O Army Chemical Center (ACC), que desempenhou um papel no planejamento da guerra química nos EUA, enviou uma equipe de psiquiatras para analisar o episódio mortal da poluição atmosférica, em um esforço para entender melhor os efeitos psicológicos que ela teve na população; a ideia era que esse estudo pudesse fornecer informações sobre possíveis reações do público ao uso de armas químicas. Uma constatação foi que os moradores que não foram expostos à poluição tóxica exibiram reações semelhantes às dos residentes que foram diretamente expostos. Isso sugeria que fatores psicológicos e fisiológicos estavam em jogo e que as armas químicas poderiam, em princípio, causar pânico ou outros efeitos adversos nas populações expostas (TIERNEY, 2019, Chap. 2, tradução nossa).

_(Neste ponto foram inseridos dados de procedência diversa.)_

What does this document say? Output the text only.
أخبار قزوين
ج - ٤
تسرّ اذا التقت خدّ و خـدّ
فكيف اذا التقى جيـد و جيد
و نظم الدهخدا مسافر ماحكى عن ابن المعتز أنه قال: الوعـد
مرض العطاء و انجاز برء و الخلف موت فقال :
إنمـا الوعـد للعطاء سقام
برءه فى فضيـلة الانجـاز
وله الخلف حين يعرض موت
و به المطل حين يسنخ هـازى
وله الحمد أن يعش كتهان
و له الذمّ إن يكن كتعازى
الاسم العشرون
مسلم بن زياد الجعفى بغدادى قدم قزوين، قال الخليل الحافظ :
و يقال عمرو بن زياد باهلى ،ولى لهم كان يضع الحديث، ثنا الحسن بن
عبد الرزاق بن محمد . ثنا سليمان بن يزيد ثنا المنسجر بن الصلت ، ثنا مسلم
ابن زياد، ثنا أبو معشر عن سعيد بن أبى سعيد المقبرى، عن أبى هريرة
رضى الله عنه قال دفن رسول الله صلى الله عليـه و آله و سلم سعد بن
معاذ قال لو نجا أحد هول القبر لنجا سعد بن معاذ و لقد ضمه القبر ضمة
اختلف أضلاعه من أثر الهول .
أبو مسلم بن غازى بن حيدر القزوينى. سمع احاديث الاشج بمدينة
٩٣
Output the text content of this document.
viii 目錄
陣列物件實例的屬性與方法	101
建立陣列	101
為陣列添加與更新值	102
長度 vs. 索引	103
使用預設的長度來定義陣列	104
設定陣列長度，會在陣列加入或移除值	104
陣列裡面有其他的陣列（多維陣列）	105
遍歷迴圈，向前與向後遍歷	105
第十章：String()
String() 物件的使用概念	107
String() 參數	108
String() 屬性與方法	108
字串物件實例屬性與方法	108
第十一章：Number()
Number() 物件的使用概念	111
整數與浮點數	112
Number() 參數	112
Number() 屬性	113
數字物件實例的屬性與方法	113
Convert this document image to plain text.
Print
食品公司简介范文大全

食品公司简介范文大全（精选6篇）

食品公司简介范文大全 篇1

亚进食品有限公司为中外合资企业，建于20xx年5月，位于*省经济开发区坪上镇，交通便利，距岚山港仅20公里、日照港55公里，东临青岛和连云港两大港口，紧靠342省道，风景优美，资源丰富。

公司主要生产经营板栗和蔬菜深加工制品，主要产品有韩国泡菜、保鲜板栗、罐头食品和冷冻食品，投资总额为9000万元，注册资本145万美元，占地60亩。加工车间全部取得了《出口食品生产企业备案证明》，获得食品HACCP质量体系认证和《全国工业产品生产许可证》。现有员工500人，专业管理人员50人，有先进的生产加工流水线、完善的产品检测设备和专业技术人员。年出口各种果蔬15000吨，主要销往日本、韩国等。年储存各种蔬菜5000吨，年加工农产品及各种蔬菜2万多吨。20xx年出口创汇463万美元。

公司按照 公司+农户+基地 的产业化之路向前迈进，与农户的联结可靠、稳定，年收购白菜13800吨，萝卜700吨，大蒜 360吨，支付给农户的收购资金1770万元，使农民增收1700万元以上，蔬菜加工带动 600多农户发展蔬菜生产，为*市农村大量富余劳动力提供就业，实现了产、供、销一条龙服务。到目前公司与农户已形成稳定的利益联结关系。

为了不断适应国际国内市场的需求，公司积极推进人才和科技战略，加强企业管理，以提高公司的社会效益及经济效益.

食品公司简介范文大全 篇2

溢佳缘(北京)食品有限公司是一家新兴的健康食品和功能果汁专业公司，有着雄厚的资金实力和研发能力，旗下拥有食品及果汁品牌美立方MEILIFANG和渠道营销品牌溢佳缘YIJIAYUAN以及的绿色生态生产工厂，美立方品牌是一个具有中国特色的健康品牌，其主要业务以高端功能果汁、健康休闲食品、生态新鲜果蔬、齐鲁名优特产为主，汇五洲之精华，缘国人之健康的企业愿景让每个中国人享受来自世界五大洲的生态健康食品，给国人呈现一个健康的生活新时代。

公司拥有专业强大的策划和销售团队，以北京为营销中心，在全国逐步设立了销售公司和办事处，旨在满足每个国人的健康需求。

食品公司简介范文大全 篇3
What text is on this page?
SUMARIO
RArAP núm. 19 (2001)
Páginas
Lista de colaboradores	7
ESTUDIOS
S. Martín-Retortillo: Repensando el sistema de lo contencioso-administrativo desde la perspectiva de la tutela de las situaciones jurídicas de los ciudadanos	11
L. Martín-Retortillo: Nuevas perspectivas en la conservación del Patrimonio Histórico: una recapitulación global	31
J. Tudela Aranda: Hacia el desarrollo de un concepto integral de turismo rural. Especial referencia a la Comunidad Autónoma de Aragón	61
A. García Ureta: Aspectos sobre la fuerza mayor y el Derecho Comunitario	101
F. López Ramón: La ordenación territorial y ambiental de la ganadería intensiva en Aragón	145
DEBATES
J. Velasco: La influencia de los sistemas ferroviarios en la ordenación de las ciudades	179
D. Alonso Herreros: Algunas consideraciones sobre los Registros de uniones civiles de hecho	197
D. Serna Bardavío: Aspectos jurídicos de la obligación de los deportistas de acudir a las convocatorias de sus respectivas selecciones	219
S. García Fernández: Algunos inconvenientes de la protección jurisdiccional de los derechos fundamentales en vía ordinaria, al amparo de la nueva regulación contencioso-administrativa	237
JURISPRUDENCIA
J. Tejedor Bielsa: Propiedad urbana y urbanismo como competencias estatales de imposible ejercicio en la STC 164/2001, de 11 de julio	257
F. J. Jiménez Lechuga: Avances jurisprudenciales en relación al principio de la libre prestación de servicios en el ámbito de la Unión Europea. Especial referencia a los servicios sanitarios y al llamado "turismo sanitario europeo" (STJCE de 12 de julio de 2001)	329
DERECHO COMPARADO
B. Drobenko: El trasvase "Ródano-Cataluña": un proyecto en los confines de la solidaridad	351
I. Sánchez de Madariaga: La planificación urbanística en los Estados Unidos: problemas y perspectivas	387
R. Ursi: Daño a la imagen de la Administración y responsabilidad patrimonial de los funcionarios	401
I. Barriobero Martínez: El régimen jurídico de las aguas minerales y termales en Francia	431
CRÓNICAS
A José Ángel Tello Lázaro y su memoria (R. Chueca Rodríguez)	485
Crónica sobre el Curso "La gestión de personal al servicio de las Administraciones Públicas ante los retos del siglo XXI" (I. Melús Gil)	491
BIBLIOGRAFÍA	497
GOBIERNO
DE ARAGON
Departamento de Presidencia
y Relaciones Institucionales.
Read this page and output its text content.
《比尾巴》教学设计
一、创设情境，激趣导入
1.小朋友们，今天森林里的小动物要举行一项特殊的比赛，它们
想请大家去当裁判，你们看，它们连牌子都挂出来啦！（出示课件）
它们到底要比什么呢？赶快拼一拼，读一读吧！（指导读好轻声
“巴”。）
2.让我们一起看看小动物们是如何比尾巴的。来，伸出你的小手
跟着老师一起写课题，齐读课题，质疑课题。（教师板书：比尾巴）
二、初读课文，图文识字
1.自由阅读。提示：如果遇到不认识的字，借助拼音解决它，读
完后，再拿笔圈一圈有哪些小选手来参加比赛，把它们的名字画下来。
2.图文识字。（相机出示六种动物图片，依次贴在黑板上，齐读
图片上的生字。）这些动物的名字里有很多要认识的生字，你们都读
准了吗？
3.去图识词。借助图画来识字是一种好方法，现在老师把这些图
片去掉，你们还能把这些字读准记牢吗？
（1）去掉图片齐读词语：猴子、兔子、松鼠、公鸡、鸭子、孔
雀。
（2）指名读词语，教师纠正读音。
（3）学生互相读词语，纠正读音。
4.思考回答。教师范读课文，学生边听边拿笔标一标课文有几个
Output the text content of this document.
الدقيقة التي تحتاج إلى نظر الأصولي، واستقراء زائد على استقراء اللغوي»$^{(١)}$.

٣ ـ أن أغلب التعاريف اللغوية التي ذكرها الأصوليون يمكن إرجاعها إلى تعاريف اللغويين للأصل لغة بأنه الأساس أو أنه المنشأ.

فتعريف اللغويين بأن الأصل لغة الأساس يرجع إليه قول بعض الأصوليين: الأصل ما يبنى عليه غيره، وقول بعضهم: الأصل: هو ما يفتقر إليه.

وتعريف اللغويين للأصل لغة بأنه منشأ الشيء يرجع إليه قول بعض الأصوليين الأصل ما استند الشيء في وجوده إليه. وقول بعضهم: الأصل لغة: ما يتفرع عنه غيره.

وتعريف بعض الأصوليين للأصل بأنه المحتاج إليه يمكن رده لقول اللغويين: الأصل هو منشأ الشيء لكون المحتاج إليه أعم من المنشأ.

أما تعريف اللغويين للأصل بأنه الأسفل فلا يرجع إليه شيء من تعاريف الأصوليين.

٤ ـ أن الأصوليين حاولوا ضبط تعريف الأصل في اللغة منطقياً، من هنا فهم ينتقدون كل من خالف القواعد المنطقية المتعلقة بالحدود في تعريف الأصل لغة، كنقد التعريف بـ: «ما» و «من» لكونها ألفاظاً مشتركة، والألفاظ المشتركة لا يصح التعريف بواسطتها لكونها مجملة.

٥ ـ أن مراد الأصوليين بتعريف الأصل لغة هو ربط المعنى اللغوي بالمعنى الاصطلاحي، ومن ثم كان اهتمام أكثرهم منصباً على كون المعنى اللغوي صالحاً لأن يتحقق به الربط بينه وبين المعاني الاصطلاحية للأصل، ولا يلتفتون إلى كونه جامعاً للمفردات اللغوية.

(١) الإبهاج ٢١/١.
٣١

A ACC solicitou então uma pesquisa mais profunda ao National Opinion Research Center (NORC) da Universidade de Chicago; a demanda marcou o início de uma trajetória bem-sucedida de investigações pós-desastre que culminaria na fundação do histórico Disaster Research Center (DRC) quinze anos mais tarde, na Universidade de Ohio (TIERNEY, 2019). Em 1950, um ano depois do primeiro teste nuclear soviético, o Congresso norte-americano aprovou o Civil Defense Act, instrumento que estabeleceu a primeira política do país para a Defesa Civil (DC) e criou a agência responsável pelo setor – a Federal Civil Defense Administration (FCDA).

A resistência do Congresso em alocar recursos financeiros para a DC criou condições favoráveis à escolha da autoproteção como um dos pilares do modelo norte-americano, assim privilegiando a autonomia dos governos locais e regionais e a participação da sociedade civil (SYLVES, 2008). Ao governo federal caberia lidar com questões estruturais, como os estoques de alimentos, sistemas de alerta antecipado e a salvaguarda de infraestruturas críticas para a administração pública no pós-desastre (leia-se, pós-ataque nuclear), enquanto a preparação e a resposta local permaneceriam essencialmente a cargo da população e de organizações de voluntários.

Após 20 anos de debates políticos, técnicos e científicos, instalou-se um consenso de que o conflito nuclear, se deflagrado, seria mesmo um holocausto e assim não existiriam medidas possíveis para proteger a população. Essa constatação decretou a inutilidade da defesa civil nuclear, que logo cederia espaço para um novo modelo institucional: o gerenciamento de emergências. A lógica do agente externo foi então redirecionada para o enfrentamento de outros “inimigos” como furacões, terremotos e epidemias, assim concebidos como “desastres naturais”.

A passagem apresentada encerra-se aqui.